J'ai déjà signalé ce que ce genre devait au La Fontaine de Psyché et Cupidon : car lui aussi adorait le merveilleux, en même temps qu'il était un fripon. A l'époque classique, on reliait toujours le merveilleux à l'érotisme. L'amour corporel créait une forme de paradis terrestre, imaginatif et coloré : c'était le lieu au sein duquel la chair s'imprégnait de force céleste... Voltaire a repris cette tradition, mais il y ajoute deux aspects. Premièrement, la satire. Il est net que les croyances orientales dont il se moque sont des paravents pour condamner les préjugés sociaux ou les superstitions religieuses qui avaient cours en France, et qu'il était interdit de critiquer : il écrivait des contes à clef, si on peut dire. De ce point de vue, Voltaire fut souvent assez drôle, car il put se moquer de traits réellement ridicules. On se souvient, dans le conte même de Jeannot et Colin, de ce précepteur qui conseille de n'apprendre aucune langue étrangère, puisqu'on ne manie bien sa langue que si on ne connaît qu'elle. Les pourfendeurs du patois ont été inspirés, visiblement, par cette idée, même si chez Voltaire, c'était ironique !
Le second aspect est au fond la méthode assez cassante de Voltaire, lorsqu'il s'agit de rejeter en bloc non le merveilleux en littérature, mais la croyance en un monde spirituel, et même à Dieu. Certes, ici, il donnera l'impression de respecter un Être suprême qui récompense les vertus sans s'occuper des rites ; mais, là, il se moquera méchamment des croyances de Pythagore (en la métempsychose, notamment) et des visions de Platon (constituées en particulier d'un dieu créateur et d'anges - de génies - qui prolongèrent son œuvre au travers de l'univers). Dès que la mythologie menace de représenter symboliquement le monde, il s'en prend violemment à elle, la ramenant à une simple fantaisie créée par l'élan érotique.
C'est comme l'extrapolation des serpents que le malheureux Oreste voyait sur la tête d'une femme contemptrice de sa passion pour elle : la Gorgone était chez Racine le fantasme d'un esprit déréglé. La doctrine chrétienne d'un saint Augustin, de fait, affirmait qu'on avait inventé les fables de la mythologie pour justifier des passions viles : on avait inventé Vénus et Jupiter pour s'autoriser leurs amours. Voltaire ne fit qu'étendre cette idée aux visions mêmes du christianisme !
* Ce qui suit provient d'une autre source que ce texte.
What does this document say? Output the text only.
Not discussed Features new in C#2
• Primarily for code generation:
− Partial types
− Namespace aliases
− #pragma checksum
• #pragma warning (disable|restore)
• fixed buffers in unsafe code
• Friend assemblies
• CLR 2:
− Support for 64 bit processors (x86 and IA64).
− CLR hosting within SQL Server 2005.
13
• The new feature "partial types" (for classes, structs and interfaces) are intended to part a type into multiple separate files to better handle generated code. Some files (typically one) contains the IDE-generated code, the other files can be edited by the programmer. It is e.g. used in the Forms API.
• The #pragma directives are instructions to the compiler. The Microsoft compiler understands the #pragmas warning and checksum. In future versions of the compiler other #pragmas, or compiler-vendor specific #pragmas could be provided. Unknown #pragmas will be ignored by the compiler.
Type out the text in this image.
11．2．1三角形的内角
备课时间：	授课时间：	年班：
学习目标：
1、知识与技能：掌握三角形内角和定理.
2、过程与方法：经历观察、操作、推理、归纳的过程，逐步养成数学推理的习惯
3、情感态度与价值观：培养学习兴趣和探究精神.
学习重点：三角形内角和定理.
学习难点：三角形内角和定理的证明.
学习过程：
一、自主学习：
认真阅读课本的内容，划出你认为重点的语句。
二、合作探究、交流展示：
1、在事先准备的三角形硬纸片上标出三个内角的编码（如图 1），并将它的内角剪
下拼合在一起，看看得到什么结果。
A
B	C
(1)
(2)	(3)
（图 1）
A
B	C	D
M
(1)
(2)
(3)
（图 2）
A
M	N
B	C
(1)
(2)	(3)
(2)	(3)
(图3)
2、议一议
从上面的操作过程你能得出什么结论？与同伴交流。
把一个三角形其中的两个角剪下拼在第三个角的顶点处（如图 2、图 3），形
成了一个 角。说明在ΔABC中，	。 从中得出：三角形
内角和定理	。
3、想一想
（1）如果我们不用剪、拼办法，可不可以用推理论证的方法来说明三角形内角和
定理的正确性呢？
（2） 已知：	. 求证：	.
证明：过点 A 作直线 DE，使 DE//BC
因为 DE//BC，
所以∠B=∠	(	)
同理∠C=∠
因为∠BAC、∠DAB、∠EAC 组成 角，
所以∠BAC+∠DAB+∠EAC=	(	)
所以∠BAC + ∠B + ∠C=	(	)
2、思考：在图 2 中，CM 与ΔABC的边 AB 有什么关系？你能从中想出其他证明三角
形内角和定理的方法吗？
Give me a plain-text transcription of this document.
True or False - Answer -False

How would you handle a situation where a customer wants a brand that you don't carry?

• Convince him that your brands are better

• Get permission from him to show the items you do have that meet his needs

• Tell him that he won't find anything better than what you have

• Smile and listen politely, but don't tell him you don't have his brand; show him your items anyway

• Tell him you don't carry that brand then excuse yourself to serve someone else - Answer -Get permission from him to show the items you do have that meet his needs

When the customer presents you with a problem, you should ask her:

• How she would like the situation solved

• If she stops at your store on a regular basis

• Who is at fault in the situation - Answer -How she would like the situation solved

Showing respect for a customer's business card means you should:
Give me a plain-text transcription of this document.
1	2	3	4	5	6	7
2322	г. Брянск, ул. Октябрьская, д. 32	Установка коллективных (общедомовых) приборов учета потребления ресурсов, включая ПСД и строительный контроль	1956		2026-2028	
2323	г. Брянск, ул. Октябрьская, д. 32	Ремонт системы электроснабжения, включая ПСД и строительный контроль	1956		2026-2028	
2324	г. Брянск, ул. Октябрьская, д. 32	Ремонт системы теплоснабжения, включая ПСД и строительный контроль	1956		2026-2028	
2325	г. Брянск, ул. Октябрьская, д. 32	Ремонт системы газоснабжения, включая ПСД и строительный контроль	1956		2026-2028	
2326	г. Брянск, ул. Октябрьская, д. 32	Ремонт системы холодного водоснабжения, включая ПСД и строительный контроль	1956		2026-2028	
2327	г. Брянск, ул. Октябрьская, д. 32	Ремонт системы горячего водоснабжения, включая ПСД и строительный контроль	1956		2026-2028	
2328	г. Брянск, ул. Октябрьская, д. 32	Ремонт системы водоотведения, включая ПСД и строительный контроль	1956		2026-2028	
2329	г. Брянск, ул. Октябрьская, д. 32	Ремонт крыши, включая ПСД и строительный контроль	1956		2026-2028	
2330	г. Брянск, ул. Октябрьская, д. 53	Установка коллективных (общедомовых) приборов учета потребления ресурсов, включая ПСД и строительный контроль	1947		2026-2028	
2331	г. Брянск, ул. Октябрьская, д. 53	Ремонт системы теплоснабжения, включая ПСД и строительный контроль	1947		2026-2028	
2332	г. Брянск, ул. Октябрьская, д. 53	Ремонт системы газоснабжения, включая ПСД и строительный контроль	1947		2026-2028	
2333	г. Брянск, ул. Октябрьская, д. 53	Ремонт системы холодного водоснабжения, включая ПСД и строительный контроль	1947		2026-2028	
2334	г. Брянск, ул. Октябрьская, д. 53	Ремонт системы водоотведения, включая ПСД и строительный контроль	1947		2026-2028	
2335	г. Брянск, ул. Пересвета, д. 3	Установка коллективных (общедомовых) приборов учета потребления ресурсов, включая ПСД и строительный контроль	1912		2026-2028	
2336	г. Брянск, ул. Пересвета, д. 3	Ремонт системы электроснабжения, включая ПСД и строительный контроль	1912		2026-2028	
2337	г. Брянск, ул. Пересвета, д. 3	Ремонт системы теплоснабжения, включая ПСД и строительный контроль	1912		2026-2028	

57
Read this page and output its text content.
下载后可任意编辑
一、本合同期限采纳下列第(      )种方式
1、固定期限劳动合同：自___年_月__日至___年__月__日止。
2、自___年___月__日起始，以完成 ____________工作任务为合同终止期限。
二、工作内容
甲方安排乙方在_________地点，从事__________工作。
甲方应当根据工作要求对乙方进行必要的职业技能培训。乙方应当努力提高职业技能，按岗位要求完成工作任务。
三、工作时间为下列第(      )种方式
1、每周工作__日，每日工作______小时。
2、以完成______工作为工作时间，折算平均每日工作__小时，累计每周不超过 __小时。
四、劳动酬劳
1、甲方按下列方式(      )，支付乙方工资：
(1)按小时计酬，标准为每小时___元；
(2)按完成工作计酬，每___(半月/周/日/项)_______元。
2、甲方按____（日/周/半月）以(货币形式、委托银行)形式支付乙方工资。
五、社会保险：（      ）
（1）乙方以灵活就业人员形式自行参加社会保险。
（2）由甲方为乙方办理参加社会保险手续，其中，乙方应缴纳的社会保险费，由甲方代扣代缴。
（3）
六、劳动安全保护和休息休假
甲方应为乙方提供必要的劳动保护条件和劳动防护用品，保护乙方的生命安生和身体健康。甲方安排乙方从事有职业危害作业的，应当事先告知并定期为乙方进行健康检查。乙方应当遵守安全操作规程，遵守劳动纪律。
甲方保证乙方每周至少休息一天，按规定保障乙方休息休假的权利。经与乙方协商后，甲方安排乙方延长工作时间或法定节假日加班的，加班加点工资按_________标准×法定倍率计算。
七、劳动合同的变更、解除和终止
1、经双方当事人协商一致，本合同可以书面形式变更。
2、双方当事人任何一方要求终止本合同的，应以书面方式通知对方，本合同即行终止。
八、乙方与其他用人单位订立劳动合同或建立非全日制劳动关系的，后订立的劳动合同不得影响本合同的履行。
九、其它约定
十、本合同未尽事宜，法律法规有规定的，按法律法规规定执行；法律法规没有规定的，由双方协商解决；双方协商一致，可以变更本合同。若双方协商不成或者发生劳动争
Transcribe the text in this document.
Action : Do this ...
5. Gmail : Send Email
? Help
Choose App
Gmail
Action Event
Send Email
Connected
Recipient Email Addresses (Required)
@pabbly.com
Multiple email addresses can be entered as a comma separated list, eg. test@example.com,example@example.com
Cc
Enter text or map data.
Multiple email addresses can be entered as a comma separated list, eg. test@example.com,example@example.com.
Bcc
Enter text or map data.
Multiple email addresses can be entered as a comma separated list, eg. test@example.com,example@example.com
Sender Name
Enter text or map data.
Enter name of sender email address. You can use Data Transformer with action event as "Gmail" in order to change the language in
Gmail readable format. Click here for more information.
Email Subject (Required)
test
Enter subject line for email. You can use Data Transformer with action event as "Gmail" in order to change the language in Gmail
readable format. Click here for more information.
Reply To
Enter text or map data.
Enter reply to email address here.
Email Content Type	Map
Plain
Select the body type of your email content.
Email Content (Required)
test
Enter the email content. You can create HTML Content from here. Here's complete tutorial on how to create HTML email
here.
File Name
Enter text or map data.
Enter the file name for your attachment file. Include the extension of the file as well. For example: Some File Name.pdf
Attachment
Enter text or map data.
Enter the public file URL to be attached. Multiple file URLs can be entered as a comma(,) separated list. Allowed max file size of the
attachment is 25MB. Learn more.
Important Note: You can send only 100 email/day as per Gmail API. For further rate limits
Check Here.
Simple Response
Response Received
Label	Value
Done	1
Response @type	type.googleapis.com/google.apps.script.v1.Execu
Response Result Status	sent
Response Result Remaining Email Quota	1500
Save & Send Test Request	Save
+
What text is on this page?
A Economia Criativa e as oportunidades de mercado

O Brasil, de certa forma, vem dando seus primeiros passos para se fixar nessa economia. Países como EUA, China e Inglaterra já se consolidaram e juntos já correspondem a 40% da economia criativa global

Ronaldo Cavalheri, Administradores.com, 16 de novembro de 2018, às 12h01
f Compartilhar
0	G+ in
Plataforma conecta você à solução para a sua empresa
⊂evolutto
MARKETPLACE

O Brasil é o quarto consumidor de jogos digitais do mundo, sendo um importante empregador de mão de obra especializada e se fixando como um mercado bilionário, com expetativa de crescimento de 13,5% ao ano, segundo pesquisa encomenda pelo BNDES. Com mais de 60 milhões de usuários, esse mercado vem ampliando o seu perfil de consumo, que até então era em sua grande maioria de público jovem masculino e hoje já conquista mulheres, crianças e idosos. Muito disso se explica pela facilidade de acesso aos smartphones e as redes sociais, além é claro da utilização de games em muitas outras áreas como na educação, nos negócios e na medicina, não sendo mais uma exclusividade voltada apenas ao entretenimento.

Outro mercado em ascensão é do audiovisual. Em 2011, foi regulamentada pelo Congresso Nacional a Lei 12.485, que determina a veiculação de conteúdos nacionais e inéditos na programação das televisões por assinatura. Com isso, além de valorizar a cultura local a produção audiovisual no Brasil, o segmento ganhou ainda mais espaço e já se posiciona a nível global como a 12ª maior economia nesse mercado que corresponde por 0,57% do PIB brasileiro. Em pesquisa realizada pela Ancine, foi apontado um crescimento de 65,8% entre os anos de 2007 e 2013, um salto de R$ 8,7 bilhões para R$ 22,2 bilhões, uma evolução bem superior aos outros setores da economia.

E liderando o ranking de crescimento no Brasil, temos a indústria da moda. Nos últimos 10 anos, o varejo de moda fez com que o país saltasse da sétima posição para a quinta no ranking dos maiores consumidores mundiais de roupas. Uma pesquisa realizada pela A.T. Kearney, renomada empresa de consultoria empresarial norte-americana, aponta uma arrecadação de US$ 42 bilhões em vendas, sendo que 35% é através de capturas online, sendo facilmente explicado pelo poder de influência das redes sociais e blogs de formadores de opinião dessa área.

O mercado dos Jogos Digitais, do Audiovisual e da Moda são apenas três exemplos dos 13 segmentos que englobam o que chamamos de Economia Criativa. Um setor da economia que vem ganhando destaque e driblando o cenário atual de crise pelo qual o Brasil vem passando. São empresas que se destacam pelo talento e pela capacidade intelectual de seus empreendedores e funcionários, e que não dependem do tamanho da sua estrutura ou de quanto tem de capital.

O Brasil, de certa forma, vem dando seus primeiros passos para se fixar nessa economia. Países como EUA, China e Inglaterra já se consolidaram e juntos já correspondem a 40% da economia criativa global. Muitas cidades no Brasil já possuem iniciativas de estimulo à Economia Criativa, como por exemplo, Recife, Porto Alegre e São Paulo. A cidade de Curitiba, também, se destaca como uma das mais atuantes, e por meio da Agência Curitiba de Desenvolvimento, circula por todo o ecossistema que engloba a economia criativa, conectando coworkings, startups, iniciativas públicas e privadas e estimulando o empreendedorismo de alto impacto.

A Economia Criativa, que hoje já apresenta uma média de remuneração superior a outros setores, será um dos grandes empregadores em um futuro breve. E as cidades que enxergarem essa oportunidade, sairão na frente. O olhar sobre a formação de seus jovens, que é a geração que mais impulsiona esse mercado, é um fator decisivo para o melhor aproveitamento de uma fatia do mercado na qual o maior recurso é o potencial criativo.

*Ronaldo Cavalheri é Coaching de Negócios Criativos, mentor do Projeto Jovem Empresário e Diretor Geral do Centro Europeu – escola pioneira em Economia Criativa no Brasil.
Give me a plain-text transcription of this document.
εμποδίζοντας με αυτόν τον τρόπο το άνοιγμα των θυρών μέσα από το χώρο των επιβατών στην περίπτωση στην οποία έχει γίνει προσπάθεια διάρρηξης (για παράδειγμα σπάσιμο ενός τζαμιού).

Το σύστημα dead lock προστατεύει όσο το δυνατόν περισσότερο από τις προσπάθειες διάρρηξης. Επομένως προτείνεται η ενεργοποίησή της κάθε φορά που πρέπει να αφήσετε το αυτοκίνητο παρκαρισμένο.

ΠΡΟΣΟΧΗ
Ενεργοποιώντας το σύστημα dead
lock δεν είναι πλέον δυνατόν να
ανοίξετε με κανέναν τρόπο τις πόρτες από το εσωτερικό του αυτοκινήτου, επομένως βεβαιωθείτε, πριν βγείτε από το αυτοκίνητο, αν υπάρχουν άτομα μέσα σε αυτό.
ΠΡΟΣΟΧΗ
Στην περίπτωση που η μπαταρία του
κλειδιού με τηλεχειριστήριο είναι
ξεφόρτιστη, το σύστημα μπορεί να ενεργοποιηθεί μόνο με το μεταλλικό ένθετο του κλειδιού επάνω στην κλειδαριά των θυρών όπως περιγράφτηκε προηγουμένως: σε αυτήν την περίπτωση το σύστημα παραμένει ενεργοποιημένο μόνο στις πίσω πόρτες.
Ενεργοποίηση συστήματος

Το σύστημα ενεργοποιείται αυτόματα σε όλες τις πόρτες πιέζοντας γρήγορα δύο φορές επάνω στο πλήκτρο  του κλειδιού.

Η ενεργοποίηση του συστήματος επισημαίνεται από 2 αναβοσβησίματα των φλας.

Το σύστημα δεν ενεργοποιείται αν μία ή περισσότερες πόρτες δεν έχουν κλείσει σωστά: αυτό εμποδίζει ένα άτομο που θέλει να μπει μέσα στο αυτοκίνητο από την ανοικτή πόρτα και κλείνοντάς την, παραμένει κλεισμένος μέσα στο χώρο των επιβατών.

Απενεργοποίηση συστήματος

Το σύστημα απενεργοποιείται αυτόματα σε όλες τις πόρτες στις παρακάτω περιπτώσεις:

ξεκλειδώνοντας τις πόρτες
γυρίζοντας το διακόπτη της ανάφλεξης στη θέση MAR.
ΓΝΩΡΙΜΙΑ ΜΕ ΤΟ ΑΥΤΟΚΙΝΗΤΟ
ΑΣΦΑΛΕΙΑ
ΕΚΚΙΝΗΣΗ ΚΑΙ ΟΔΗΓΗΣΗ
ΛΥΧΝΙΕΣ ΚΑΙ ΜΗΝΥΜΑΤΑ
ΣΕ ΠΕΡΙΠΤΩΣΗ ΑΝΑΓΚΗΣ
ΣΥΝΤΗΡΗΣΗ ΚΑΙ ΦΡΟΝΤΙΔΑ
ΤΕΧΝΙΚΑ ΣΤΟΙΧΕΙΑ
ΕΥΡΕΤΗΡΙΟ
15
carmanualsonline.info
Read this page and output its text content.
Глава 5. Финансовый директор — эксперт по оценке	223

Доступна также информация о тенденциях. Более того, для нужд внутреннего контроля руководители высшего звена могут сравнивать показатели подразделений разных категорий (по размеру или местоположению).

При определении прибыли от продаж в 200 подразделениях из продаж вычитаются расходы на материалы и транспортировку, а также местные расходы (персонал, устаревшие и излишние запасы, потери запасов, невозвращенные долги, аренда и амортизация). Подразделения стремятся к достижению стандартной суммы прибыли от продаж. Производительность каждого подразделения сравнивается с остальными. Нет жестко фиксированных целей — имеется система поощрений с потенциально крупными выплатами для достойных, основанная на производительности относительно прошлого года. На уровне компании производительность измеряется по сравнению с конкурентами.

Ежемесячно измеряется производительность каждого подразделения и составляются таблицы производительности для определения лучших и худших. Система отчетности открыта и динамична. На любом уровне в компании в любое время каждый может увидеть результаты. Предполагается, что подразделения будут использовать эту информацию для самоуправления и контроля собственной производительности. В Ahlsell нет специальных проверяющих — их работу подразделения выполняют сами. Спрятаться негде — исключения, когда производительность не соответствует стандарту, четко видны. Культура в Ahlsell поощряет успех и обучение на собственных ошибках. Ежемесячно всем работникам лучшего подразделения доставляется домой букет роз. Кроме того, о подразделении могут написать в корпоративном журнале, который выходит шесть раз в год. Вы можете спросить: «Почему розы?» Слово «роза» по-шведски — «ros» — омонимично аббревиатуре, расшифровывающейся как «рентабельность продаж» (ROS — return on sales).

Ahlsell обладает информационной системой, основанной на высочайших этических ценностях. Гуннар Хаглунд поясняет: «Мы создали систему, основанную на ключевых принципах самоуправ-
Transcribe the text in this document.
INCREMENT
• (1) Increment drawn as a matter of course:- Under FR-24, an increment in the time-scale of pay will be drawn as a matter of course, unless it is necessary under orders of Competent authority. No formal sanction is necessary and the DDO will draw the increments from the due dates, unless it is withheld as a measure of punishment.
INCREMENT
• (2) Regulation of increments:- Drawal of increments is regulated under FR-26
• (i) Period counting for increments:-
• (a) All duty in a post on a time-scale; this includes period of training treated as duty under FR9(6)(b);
Dans cette opération, il était, certes, parfaitement logique, mais également haineux - extrémiste. Se moquer des excès des doctrines religieuses, c'est réellement amusant ; mais rejeter ontologiquement toute forme de croyance religieuse, cela crée comme un coup de froid.
L'effet en fut fatalement de favoriser, en littérature, le réalisme. La vérité est toujours plus intéressante qu'un simple rêve ; et l'allégorie est un genre compliqué et aristocratique, qui ne peut intéresser qu'une minorité, très intellectualisée, de lecteurs. Voltaire ne plaît donc pas toujours autant aux jeunes qu'on pourrait se l'imaginer, à première vue. Ils sont déçus par son ironie mordante.
D'un autre côté, il faut bien reconnaître qu'elle leur apprend volontiers à ricaner.